Their novel system involved three major innovations, he said. "First, we used a human kidney cell line that can accept many plasmids. Second, we used a method that allows one to make viral RNA within the cell from plasmids. Third, I think most people didn't realize that cells can take that many different plasmids.

"The influenza virus genome consists of eight RNA segments," Kawaoka pointed out. "So we had to make these eight different molecules from plasmids, which are independent DNA segments that can replicate on their own. In addition," he went on, "we needed to have nine more of those plasmids, to express the influenza virus proteins. Some of them are polymerase; others, surface proteins; some internal proteins." In this entirely gene-cloned influenza virus construction, their system yielded 1 in 1,000 cells producing infectious virus particles.

Potentials: Flu Vaccine, Viral Carrier, Gene Vehicle

The university has applied to patent Kawaoka's invention, and he is now in the market for one or more investment-minded biotech partners.

"My message is this," he stated: "They can do three things: one, make influenza virus vaccines; two, use our influenza virus as a vaccine vector for other pathogens, because one can introduce a gene encoding, say, other viruses, and make influenza virus to express their proteins; and three, use this influenza virus as a gene therapy vector. So we can introduce a gene of interest and let the virus deliver that gene to humans or animals. Here, a typical application might be for cancer treatment, delivering, say, the p53 tumor suppressor.
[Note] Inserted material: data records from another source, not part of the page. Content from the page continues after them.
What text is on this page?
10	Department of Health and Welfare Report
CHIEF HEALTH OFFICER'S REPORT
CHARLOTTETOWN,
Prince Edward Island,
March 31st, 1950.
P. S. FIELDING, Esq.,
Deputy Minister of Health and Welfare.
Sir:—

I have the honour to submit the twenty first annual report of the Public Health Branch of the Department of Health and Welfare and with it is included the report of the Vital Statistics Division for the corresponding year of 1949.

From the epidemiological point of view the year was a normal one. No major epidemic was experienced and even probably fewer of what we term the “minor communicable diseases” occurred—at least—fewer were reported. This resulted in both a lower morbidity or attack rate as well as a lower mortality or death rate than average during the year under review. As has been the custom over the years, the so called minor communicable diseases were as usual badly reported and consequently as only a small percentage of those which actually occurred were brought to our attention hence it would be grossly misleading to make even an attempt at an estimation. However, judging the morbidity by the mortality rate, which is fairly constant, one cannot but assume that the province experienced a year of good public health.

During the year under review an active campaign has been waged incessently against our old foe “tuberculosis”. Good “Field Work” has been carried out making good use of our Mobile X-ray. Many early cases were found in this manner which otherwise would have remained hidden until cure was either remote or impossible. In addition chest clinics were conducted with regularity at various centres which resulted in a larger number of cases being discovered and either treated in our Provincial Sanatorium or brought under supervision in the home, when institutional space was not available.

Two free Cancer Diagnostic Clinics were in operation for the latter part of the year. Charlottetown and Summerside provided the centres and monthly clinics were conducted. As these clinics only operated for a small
"People have been testing adenovirus [AV] as a vector for delivering p53 to cancer cells," Kawaoka pointed out. "One of the problems with AV is that the human and animal recipients make an immune response to the viral vector itself. Influenza virus can infect the same individual many times, because the virus changes. There are many variants that are known to reinfect the same person. So with influenza virus," he concluded, "we can change the virus surface proteins and treat the same patient many times."

Meanwhile, he and his colleagues are busy "working now to do the same for the influenza virus's B strain."